The 4x400 is a different matter. Only Jermaine Gonzales met the World Championships 400-metre ‘A’ qualifying standard of 45.25 seconds in 2011. Hopefully, Ricardo Chambers will be back to his 44.50 form in 2010, but that wouldn’t scare the USA. The Americans dominate the event and hold all important 4x400 titles, indoors and outdoors, junior and senior.
Eye-opening relays
If Jamaica want to challenge the Americans in the 4x400, Bolt will have to run. He ran 44.4 at the 2004 Penn Relays not long after his world 200-metre junior record of 19.93 seconds at the Carifta Games, and 44-flat at the 2010 Gibson Relays in two eye-opening 4x400 relay carries.
The fastest relay carry for Jamaica’s bronze medal team in Daegu was the 44.2-second run by Gonzales that put the black-green-and-gold boys in the lead and en route to bronze medals.
Usain’s recent comments to www.supersport.com suggest that the schedule will push him to the 4x100 only.
“I have looked at the schedule now and the 4x4 comes (a day) before the 4x1, so I don’t think I would really want to chance it,” he said. “But if I am fit enough and Jamaica has a good team I will probably try,” he reasoned.
There is a solution - return the 4x400 to its traditional place as the last track event in the Olympics.
Many suspect that the IAAF, the governing body for world athletics, moved the 4x100 to last because of Bolt. Apparently, the decision makers wanted him to open the show, in the 100, and close it, in the 4x100. Now that it is publicly known that he wants to chase four gold medals in London, it’s time to change the schedule back.

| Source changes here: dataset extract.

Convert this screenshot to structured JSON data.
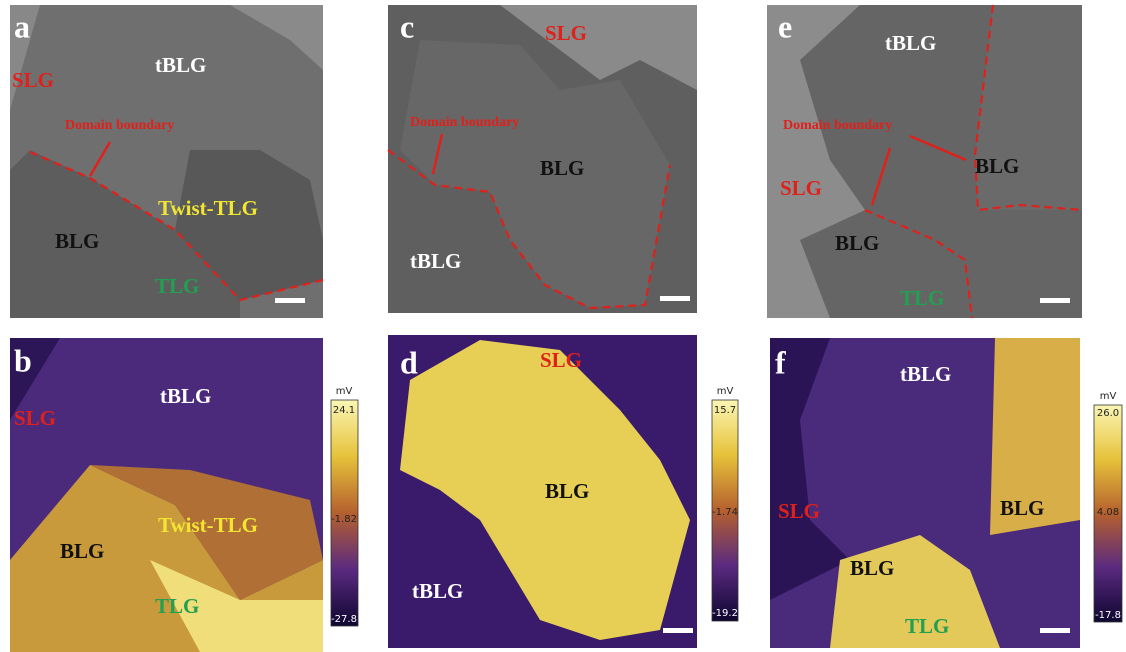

When Michael Johnson was the king of track and field, the American made it clear that he wanted to do a 400/200 double at the 1996 Olympics. He didn’t relent until a schedule overlap between the two events was eliminated. Then he did the business, as the British say, with winning times of 43.49 and 19.32 seconds, respectively.
That change helped Marie-José Perec of France as she, too, did the 400/200 double.
Bolt is the big man of athletics now and his chase of four gold medals would be big news. There would be increased public interest since he would be trying to match the feat last achieved by America’s Carl Lewis in 1984.
Someone - Usain or the JAAA - should ask the International Olympic Committee and the IAAF to simply have the men’s 4x400 and 4x100 swap places on the London schedule. It won’t hurt them because he will still be running the last event, and it won’t hurt us to have the tall man speeding on the 4x400.
Hubert Lawrence has covered athletics since 1987.